Daniel has helped me to change that to an extent that I never dreamed possible. There are things that I've always imagined and yearned for that felt like a blueprint for someone else, but were never destined for me. I have maintained that my resolve has kept me by his side when things were wonderful and when they were difficult, but held onto my conviction that it was right. I cannot explain how I know that, I just stick to my philosophy that when you know, you just know and better you accept that and not question it. I'm now feeling the rewards for that work and it overwhelms me.

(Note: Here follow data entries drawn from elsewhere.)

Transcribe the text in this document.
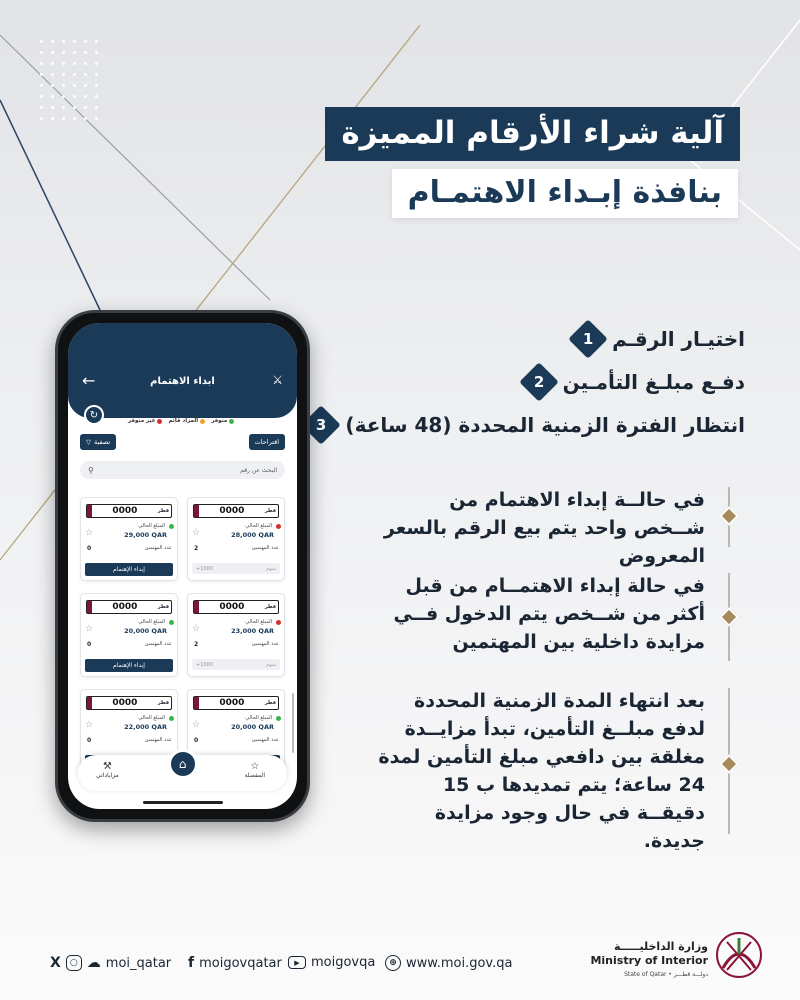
آلية شراء الأرقام المميزة
بنافذة إبـداء الاهتمـام
1 اختيـار الرقـم
2 دفـع مبلـغ التأمـين
3 انتظار الفترة الزمنية المحددة (48 ساعة)
في حالــة إبداء الاهتمام من شــخص واحد يتم بيع الرقم بالسعر المعروض
في حالة إبداء الاهتمــام من قبل أكثر من شــخص يتم الدخول فــي مزايدة داخلية بين المهتمين
بعد انتهاء المدة الزمنية المحددة لدفع مبلــغ التأمين، تبدأ مزايــدة مغلقة بين دافعي مبلغ التأمين لمدة 24 ساعة؛ يتم تمديدها ب 15 دقيقــة في حال وجود مزايدة جديدة.
←	ابداء الاهتمام	⚔
↻
متوفر
المزاد قائم
غير متوفر
اقتراحات
▽ تصفية
البحث عن رقم
⚲
0000	قطر
المبلغ الحالي
28,000 QAR
☆
عدد المهتمين
2
+1000	سوم
0000	قطر
المبلغ الحالي
29,000 QAR
☆
عدد المهتمين
0
إبداء الإهتمام
0000	قطر
المبلغ الحالي
23,000 QAR
☆
عدد المهتمين
2
+1000	سوم
0000	قطر
المبلغ الحالي
20,000 QAR
☆
عدد المهتمين
0
إبداء الإهتمام
0000	قطر
المبلغ الحالي
20,000 QAR
☆
عدد المهتمين
0
0000	قطر
المبلغ الحالي
22,000 QAR
☆
عدد المهتمين
0
☆
المفضلة
⌂
⚒
مزاياداتي
X	○ ☁ moi_qatar f moigovqatar	▶ moigovqa	⊕ www.moi.gov.qa
وزارة الداخليـــــة
Ministry of Interior
State of Qatar • دولـــة قطـــر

He is by far the sweetest, most thoughtful man I've ever come into association with. He thinks at times that he doesn't give me all of the things that I give him. On the afternoon of my birthday, he gave me (by phone) probably the best present I've ever been given in my entire life. When I asked him what he'd done up until that point, his reply was "I've spent the first half of the day thinking about how wonderful you are." It moved me to tears, and made me feel like I was dancing in brilliant light. That someone this amazing who has completely altered the course of a life that needed it so desperately would show that, demonstrate it, give life to it and animate it into emotion, there is nothing that compares.
I am now in the position of declaring my feelings for him sacred, as this is nothing that I've ever experienced before. And there is SO much I have to even get to yet! The mere idea of things in the future, whatever they may be, brings me to a level of optimism that I never knew I had within me.

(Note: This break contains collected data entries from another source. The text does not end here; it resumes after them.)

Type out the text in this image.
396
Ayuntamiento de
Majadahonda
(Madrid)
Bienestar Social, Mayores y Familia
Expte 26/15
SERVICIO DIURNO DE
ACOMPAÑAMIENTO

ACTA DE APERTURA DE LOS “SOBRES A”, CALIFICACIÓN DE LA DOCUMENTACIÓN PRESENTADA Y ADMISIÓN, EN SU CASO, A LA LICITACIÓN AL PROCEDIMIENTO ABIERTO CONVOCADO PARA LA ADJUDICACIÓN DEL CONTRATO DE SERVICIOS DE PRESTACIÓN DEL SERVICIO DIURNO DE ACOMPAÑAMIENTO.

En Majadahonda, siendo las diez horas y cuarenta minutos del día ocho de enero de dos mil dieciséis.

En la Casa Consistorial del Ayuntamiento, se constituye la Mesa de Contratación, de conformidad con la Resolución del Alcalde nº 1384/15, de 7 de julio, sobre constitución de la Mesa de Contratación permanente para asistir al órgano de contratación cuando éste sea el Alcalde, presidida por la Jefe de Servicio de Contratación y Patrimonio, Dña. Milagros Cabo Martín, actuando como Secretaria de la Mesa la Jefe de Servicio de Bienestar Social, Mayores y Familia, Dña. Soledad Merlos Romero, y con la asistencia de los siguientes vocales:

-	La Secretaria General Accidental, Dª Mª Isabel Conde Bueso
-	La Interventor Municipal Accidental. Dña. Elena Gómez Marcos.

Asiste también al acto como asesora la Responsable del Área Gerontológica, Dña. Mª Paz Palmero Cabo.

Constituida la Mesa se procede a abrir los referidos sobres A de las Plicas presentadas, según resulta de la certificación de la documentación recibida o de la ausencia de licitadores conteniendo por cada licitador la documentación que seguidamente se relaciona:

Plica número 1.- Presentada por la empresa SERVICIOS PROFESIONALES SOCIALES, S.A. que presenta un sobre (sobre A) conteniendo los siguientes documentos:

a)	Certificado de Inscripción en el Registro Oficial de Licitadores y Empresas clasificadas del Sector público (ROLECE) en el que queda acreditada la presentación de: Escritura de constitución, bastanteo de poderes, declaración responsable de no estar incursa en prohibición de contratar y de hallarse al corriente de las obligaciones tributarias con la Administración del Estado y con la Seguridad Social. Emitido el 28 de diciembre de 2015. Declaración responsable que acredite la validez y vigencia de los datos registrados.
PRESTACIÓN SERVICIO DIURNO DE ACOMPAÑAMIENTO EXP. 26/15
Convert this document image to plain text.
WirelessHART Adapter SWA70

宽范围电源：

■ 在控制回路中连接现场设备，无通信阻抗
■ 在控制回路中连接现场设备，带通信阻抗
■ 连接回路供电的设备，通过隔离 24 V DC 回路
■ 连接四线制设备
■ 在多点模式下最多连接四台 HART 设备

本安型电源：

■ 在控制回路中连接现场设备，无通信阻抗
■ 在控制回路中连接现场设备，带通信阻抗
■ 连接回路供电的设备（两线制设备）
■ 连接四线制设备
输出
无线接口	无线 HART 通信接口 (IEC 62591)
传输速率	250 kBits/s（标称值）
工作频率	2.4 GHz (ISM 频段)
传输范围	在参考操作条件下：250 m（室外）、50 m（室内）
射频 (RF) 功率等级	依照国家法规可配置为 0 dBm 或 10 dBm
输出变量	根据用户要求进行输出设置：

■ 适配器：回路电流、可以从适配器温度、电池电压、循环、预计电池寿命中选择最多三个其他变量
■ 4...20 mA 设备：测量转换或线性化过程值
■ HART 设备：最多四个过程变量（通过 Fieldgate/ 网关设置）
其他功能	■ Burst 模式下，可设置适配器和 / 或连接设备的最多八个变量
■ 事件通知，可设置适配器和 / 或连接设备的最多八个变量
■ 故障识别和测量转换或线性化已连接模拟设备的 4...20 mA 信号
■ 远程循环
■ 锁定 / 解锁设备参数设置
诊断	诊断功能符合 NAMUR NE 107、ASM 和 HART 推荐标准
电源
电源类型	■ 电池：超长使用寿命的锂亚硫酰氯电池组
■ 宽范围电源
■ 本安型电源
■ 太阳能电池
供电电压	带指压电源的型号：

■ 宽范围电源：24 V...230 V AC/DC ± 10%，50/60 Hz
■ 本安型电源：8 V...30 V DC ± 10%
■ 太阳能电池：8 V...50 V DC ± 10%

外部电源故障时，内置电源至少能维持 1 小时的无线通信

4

He wrote me a note and wrote to me in my birthday card and I know what it took for him to say those things to me and mean every word. I know what I mean to him for him to have committed these words to paper for me and about me. His evolution and reinvention is nothing short of miraculous, I cannot explain how incredible it is to bear witness to what he is becoming. For him to tell me the things he does and tell me at the same time how good I am for him just takes me back to a time when I knew nothing of such things. How for everything I've been through and survived, I never really lived before.
I've done everything I knew to do up until very recently to survive and keep my head above the water, because it was all I knew to do along with breathe. And someone has shown me with very clear eyes that I've only just started being alive again.
However long it's been that I've forgotten that very simple fact. I will never be the same, and I'll never go back to what passed off as living. I'm making memories from now on.